LA GESTION DES ABSENCES REPETEES DES PATIENTS ET LA FIN DE LA RELATION DE SOINS

La relation entre un médecin et son patient repose sur des principes essentiels, notamment la continuité des soins et le respect des obligations déontologiques. Aussi, il ne peut interrompre des soins ou refuser la suite de prise en charge d'un patient sans avoir respecté au préalable un certain nombre de règles.

Ainsi, un médecin ne peut mettre fin à la prise en charge d’un patient de manière brutale ou sans précaution. Conformément à l’article R.4127-47 du Code de la santé publique, le médecin est libre de refuser ses soins, sous conditions.

Quelles que soient les circonstances, la continuité des soins aux malades doit être assurée.

Hors le cas d'urgence et celui où il manquerait à ses devoirs d'humanité, un médecin a le droit de refuser ses soins pour des raisons professionnelles ou personnelles.

S'il se dégage de sa mission, il doit alors en avertir le patient et transmettre au médecin désigné par celui-ci les informations utiles à la poursuite des soins.

Aussi, en cas d’absences répétées à des rendez-vous sans prévenir, le médecin peut envisager de mettre fin à la relation de soins. Toutefois, cette décision doit être encadrée. Il lui appartient d’informer préalablement le patient, notamment par l’envoi d’un courrier recommandé avec accusé de réception, exposant les faits reprochés et la décision envisagée. Le médecin doit également laisser au patient un délai raisonnable afin de lui permettre de trouver un autre praticien.
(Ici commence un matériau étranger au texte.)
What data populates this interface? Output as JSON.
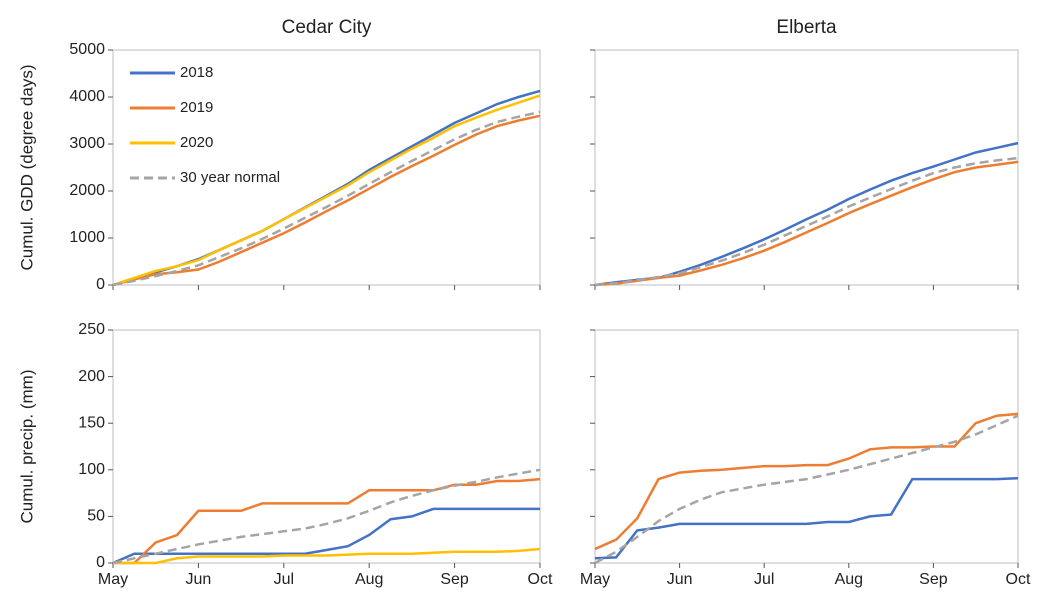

Par ailleurs, conformément aux obligations déontologiques, le médecin doit proposer la transmission du dossier médical au nouveau praticien désigné par le patient, en application des dispositions de l’article L.1111-7 du Code de la santé publique relatif à l’accès au dossier médical.

Toute personne a accès à l'ensemble des informations concernant sa santé détenues, à quelque titre que ce soit, par des professionnels de santé, par des établissements de santé par des centres de santé, par des maisons de naissance, par le service de santé des armées ou par l'Institution nationale des invalides qui sont formalisées ou ont fait l'objet d'échanges écrits entre professionnels de santé, notamment des résultats d'examen, comptes rendus de consultation, d'intervention, d'exploration ou d'hospitalisation, des protocoles et prescriptions thérapeutiques mis en œuvre, feuilles de surveillance, correspondances entre professionnels de santé, à l'exception des informations mentionnant qu'elles ont été recueillies auprès de tiers n'intervenant pas dans la prise en charge thérapeutique ou concernant un tel tiers.

Elle peut accéder à ces informations directement ou par l'intermédiaire d'un médecin qu'elle désigne et en obtenir communication, dans des conditions définies par voie réglementaire au plus tard dans les huit jours suivant sa demande et au plus tôt après qu'un délai de réflexion de quarante-huit heures aura été observé. Ce délai est porté à deux mois lorsque les informations médicales datent de plus de cinq ans ou lorsque la commission départementale des soins psychiatriques est saisie en application du quatrième alinéa. Lorsque la personne majeure fait l'objet d'une mesure de protection juridique avec représentation relative à la personne, la personne en charge de la mesure a accès à ces informations dans les mêmes conditions. Lorsque la personne majeure fait l'objet d'une mesure de protection juridique avec assistance, la personne chargée de l'assistance peut accéder à ces informations avec le consentement exprès de la personne protégée.

Enfin, en toutes circonstances, le médecin demeure tenu d’assurer la prise en charge en cas d’urgence ou lorsque l’état de santé du patient nécessite un suivi particulier, conformément au principe fondamental de continuité des soins.